High-Risk Example: If you are predicting whether a customer will churn next month, you cannot use “cancellation date” or “reason for cancellation” as features because these values are known only after churn happens.
| Feature | Safe or Leakage? | Reason |
|---|---|---|
| Number of complaints before prediction date | Safe | Available before prediction. |
| Cancellation reason | Leakage | Known only after customer has churned. |
| Sales from previous month | Safe | Past information used to predict future. |
| Sales from next month | Leakage | Future information used incorrectly. |
How to Evaluate New Features
Not every new feature improves a model. Some features add noise, duplicate existing information, or cause leakage. Every engineered feature should be validated using business logic, EDA, and model performance.
Feature Validation Process
Common Mistakes in Feature Creation
| Mistake | Why It Is Harmful | Better Approach |
|---|---|---|
| Creating too many random features | Adds noise and increases overfitting risk. | Create features guided by business logic and EDA. |
| Using future information | Causes data leakage and unrealistic model performance. | Use only information available at prediction time. |
| Binning without reason | Can lose useful numerical detail. | Use binning when it improves interpretability or captures thresholds. |
| Ignoring feature distribution | New features may be skewed, sparse, or full of missing values. | Perform EDA on every engineered feature. |
| Not testing model impact | A feature may look meaningful but not improve prediction. | Compare model performance with and without the feature. |
Best Practices for Creating New Features
Feature Engineering Checklist
- Start with business understanding: Create features that reflect real drivers of the outcome.
- Use EDA findings: Let distributions, trends, and target relationships guide feature ideas.
- Transform skewed variables: Use log or square root transformations when appropriate.

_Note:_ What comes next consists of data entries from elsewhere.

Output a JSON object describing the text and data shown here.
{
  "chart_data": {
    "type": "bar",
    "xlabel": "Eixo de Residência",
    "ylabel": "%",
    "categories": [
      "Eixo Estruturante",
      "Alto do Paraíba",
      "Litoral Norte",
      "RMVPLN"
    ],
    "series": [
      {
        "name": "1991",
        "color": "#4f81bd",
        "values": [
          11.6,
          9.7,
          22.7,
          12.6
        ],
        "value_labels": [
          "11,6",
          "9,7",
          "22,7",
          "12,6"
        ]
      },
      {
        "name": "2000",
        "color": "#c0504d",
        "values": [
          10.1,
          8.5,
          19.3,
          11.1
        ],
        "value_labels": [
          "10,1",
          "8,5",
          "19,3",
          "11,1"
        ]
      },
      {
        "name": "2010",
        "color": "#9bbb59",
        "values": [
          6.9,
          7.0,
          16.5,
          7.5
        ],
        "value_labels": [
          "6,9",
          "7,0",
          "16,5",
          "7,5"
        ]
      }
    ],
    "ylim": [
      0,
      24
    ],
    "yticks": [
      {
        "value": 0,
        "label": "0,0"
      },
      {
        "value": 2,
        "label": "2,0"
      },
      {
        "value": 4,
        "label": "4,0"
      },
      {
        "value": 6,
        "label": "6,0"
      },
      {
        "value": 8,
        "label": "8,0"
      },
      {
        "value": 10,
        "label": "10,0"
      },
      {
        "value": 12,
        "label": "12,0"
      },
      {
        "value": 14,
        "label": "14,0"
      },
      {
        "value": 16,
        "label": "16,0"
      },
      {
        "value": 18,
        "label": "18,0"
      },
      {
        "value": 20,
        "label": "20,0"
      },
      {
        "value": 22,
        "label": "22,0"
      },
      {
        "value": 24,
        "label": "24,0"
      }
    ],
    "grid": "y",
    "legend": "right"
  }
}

- Create ratios carefully: Ratios often capture stronger business meaning than raw values.
- Use binning when useful: Bins can capture thresholds and improve interpretability.
- Extract date/time signals: Month, weekday, tenure, recency, and seasonality are often powerful.
- Check leakage: Use only information available before the prediction moment.
- Validate every feature: Inspect distribution, missingness, target relationship, and model impact.
- Keep the feature set manageable: More features are not always better.
Why Feature Engineering is a Core Modelling Skill
Feature engineering is where data science meets domain understanding. Algorithms learn from the features we provide. If the features are weak, noisy, or poorly designed, the model may struggle. If the features are meaningful, clean, and predictive, the model can perform much better.
In real-world predictive analytics, thoughtful feature creation often makes the difference between an average model and a useful business solution.
Practical Insight: The best features are not always complicated. Often, simple features like customer tenure, days since last purchase, average order value, and complaint frequency are extremely powerful.
Key Takeaways
- Feature engineering creates useful model inputs from raw data.
- Mathematical transformations help handle skewness, scale, ratios, and non-linear patterns.
- Binning converts continuous variables into meaningful groups or bands.
- Date/time features capture seasonality, recency, frequency, tenure, and time-based behaviour.
- Interaction features capture combined effects between variables.
- Feature engineering should be guided by business logic, EDA, and validation performance.
- Data leakage must be avoided by using only information available at prediction time.
- Good features can significantly improve predictive model performance and interpretability.